Лето провел я дома, в Туле, отчасти в Зыбине, у "черных" Смидовичей. Вскоре после того, как приехал из Петербурга, пошел к Конопацким. Пробыл вечер, но было тягостно и напряженно. Задушевного тона с Любой не получалось. И говорить было не о чем. Мой язык становился тяжелым и неповоротливым, когда я начинал говорить о том, что меня глубоко интересовало, – и я все еще приписывал это моему неумению говорить интересно. И недоумевал, почему у меня так завлекательно выходит, когда говорю с "белыми" и "черными" сестрами.

Конопацкие пригласили меня приехать к ним на дачу. Это лето они жили в Судакове, по Киевскому шоссе. Я приехал в конце июля, пробыл у них целую неделю, так странно: ничего не могу вспомнить про эту неделю, как я ее провел, что тогда переживал, – совсем все выпало из памяти. Помню только; я уходил от Конопацкие домой, в Тулу, почему-то очень рано; меня провожали до канавы в конце сада Люба, Екатерина Матвеевна и еще наверно, кое-кто. И помню: не о чем было с Любой говорить. Потом мы пошли дальше канавы, отдыхали под какими-то кустами возле дороги, – и говорить было не о чем, и всем было грустно.

И назавтра я писал в дневнике:

30 июля. Тула

Недавно пробыл у Конопацких на даче целую неделю…

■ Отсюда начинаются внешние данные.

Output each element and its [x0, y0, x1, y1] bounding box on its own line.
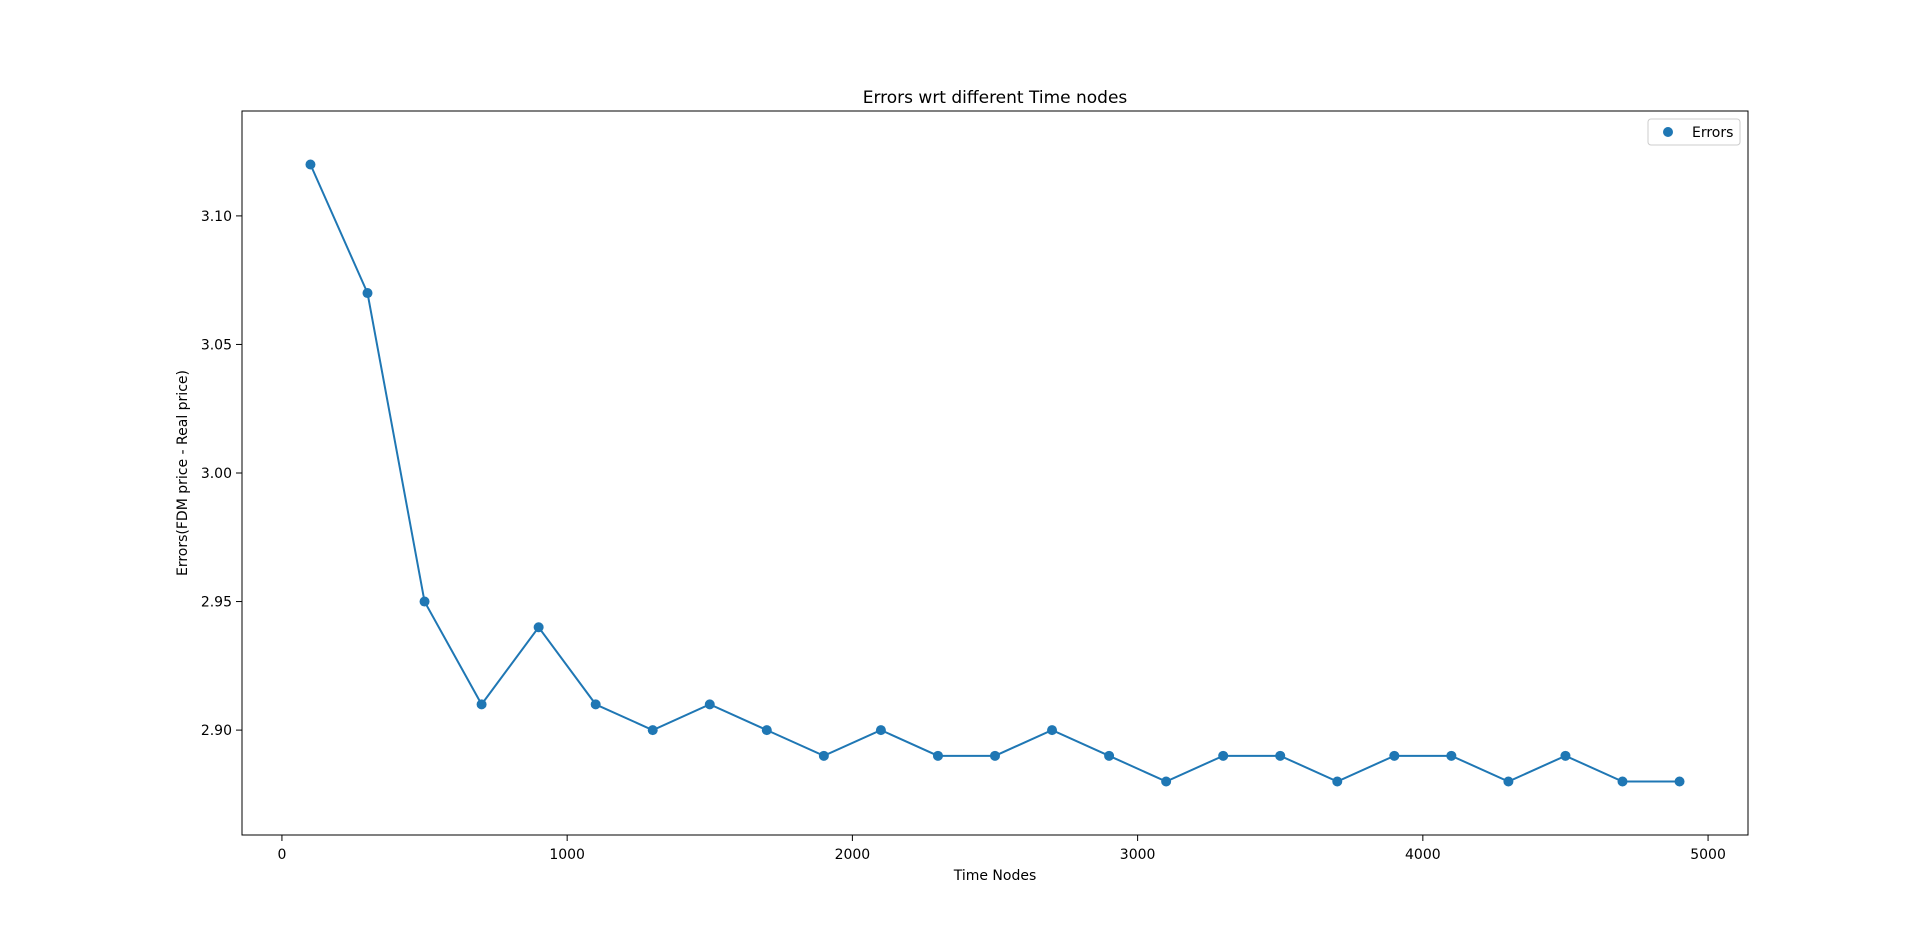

И больше нечего писать? Катя замечательная красавица; прежние правильные очертания лица, прежние пышные волосы, прежний бархатный, серебристый голос, – только в соединении с какою-то недетскою, томною негою движений и девической стыдливостью. Но на нее я смотрю с таким же чувством, какое испытываю в Эрмитаже. О Любе же я писать не могу.

8 августа… Тула

А о Любе – стихотворение: "Так вот он, конец!.."

Стихотворения этого не помню, помню лишь кусочки. Было оно напыщенно, как все, что писалось мною в то время.

Так вот он, конец! Удержаться я был уж не в силах:
Любви слишком сильно просила душа молодая,
Горячая кровь слишком быстро катилася в жилах,
А ты – ты была хороша, как валькирия рая.
И призрак создал я себе обаятельно-чудный,
И сам я поверил в него беззаветно и страстно…

Потом вдруг за спиною у меня "демонский хохот внезапно раздался", -

И я увидал, что все то, чему я поклонялся,
Что чудный кумир тот – моими же создан руками!

Мы с Мишею решили: когда осенью опять поедем в Петербург, – обязательно искать две комнаты; хоть самых маленьких, но чтобы две. В одной слишком мы стесняли друг друга: один хочет спать, другой заниматься, свет мешает первому; ко мне придут товарищи, а Мише нужно заниматься. И мы постоянно ссорились из-за самых пустяков. Со второго года, как стали жить в раздельных комнатах, за все три года остальной совместной жизни не поссорились ни разу.

У меня в университете лекции начинались на две недели раньше, чем у Миши в Горном институте, я приехал в Петербург без Миши. Долго искал: трудно было найти за подходящую цену две комнаты в одной квартире, а папа обязательно требовал, чтобы жили мы на одной квартире, Наконец, на 15-й линии Васильевского острова, в мезонине старого дома, нашел две комнаты рядом. Я спросил квартирную хозяйку, – молодую и хорошенькую, с глуповатыми глазами и чистым лбом:

– Сколько вы хотите за обе комнаты? Она ответила:

– Шестнадцать рублей. А если поторгуетесь, то можно будет и уступить.

Я поторговался, и она уступила за четырнадцать рублей. Я переехал.

В тот же вечер явился ко мне в комнату хозяин. С огромной кудлатой головою с темно-рыжею бородкою. Расшаркался, представился:

– Александр Евдокимович Карас, переплетчик.